Week 4: Roman Law and the Transformation of Criminal Procedure

Tuesday, January 27: Roman Law and the Transformation of Criminal Procedure
Thursday, January 29: Discussion
Read: Constitutio Criminalis Carolina (1532) [Readings Packet, no. 3]

Week 5: The Crime of Poverty

Tuesday, February 3: Crime, Social Mobility, and the Hardening Social Orders
Thursday, February 5: Discussion
Read: Jütte, Robert, Poverty and Deviance in Early Modern Europe (Cambridge: Cambridge University Press, 1994).

Week 6

Tuesday, February 10: Mid-Term Review Session
Thursday, February 12: Mid-Term Examination

Week 7: Gender, Sex Crime, and the Production of Status

Tuesday, February 17: Gender, Sex Crime, and the Reproduction of Status
Thursday, February 19: Discussion
Read: Ruggiero, Guido, The Boundaries of Eros: Sex Crime and Sexuality in Renaissance Venice (Oxford: Oxford University Press, 1985), pp.

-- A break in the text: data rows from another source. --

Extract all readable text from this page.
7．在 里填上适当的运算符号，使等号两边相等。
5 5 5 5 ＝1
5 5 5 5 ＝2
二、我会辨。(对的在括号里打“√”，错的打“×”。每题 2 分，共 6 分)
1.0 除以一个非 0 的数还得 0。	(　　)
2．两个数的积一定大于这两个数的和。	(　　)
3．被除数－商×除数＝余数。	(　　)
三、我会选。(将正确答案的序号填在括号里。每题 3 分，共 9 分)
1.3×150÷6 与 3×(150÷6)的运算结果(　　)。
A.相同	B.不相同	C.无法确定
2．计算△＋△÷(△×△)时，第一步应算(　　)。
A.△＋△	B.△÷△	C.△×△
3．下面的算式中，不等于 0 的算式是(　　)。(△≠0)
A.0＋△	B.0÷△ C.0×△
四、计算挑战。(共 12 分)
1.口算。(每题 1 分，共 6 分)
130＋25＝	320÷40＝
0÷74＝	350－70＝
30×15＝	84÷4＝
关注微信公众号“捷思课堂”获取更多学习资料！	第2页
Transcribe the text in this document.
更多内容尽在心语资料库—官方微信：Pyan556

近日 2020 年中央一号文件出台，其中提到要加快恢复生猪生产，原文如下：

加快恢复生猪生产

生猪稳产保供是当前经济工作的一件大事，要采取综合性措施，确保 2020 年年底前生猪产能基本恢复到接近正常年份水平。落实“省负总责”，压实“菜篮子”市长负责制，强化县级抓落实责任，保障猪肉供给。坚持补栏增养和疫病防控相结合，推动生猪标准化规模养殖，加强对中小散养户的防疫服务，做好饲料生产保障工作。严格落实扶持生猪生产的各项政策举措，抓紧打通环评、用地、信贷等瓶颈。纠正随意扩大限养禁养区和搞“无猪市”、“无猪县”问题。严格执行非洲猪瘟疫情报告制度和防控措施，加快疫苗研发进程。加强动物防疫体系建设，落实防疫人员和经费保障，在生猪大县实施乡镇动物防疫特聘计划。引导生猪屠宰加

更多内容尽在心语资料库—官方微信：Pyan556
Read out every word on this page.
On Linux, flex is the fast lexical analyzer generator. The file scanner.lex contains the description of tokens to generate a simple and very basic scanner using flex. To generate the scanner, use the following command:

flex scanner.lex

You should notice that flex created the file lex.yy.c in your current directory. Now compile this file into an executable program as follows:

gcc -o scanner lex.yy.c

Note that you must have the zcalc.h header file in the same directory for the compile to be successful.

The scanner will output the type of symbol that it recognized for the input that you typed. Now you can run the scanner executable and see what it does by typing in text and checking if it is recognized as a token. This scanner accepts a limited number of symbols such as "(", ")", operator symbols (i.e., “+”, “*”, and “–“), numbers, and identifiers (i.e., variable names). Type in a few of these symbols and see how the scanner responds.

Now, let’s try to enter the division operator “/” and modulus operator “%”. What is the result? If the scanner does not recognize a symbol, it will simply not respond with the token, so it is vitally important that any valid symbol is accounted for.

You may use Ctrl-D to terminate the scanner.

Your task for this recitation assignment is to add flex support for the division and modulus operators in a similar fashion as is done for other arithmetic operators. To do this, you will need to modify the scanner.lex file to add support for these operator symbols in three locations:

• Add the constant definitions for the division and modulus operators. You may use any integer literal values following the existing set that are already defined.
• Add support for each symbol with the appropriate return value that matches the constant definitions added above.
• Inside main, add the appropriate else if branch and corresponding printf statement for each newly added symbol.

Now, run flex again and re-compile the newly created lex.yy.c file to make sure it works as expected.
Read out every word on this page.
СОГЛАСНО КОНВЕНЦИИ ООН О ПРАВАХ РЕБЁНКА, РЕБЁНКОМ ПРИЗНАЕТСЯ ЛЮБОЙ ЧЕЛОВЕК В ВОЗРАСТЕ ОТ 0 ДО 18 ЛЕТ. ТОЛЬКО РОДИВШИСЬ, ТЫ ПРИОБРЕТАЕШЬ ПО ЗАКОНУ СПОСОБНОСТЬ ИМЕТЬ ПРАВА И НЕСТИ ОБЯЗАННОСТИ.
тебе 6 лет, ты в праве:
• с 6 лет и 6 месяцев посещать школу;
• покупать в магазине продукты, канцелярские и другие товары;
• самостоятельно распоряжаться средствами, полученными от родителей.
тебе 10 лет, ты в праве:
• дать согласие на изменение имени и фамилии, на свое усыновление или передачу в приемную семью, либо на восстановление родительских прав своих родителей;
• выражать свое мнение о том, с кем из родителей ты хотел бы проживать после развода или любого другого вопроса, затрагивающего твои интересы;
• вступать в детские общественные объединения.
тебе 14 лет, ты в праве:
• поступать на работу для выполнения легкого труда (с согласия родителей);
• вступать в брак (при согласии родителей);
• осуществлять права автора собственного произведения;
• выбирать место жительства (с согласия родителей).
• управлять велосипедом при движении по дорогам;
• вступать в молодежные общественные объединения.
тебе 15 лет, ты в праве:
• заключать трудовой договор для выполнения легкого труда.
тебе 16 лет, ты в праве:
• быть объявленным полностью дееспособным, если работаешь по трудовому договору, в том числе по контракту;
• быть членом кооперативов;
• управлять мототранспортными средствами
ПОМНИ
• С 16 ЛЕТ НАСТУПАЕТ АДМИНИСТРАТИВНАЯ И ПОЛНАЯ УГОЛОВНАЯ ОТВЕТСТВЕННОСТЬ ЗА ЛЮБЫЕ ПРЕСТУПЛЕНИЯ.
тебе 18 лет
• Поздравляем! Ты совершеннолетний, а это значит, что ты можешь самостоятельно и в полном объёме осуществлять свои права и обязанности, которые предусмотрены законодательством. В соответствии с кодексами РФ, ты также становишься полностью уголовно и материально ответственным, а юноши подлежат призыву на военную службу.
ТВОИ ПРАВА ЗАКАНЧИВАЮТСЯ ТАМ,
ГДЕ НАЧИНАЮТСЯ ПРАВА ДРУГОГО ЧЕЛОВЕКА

Week 8: Crime, Social Protest, and Social Control

Tuesday, February 24: Criminalization and "Juridification" of Social Protest
Thursday, February 26: Discussion
Read: 1) André Abbiateci, "Arsonists in Eighteenth-Century France: An Essay in the Typology of Crime," in Deviants and the Abandoned, pp. 157-179 [Readings Packet, no. 4]
2) Keith Wrightson, "Two Concepts of Order: Justices, Constables, and Jurymen in Seventeenth-Century England," in John Brewer and John Styles, eds., An Ungovernable People: The English and Their Law in the Seventeenth and Eighteenth Centuries (New Brunswick: Rutgers University Press, 1980), pp. 21-46 [Readings Packet, no. 5].
3) Peter Blickle, "The Criminalization of Peasant Resistance in the Holy Roman Empire: Toward a History of the Emergence of High Treason in Germany," Journal of Modern History, 58 Supplement (1986): S88-S97 [Readings Packet, no. 6].

Week 9: Enlightenment, Crime, and Legal Reform

Tuesday, March 3: Criminal Justice and Social Control in the Eighteenth Century
Thursday, March 5: Discussion
Read: 1) Foucault, Michel, Discipline and Punish: The Birth of the Prison (New York: Vintage, 1979), chapter 2) Beccaria, Cesare (1738-1794) On Crimes and Punishments, translated by Henry Paolucci (Indianapolis: Bobbs-Merrill, 1963).

Week 10: The Formation of a 'Carceral Society'?

Tuesday, March 10: Discussion
Read: 1) Foucault, Michel, Discipline and Punish: The Birth of the Prison (New York: Vintage, 1979).
2) Jeremy Bentham, "Panopticon, or, Inspection-House &c." (1787) [Readings Packet, no. 7].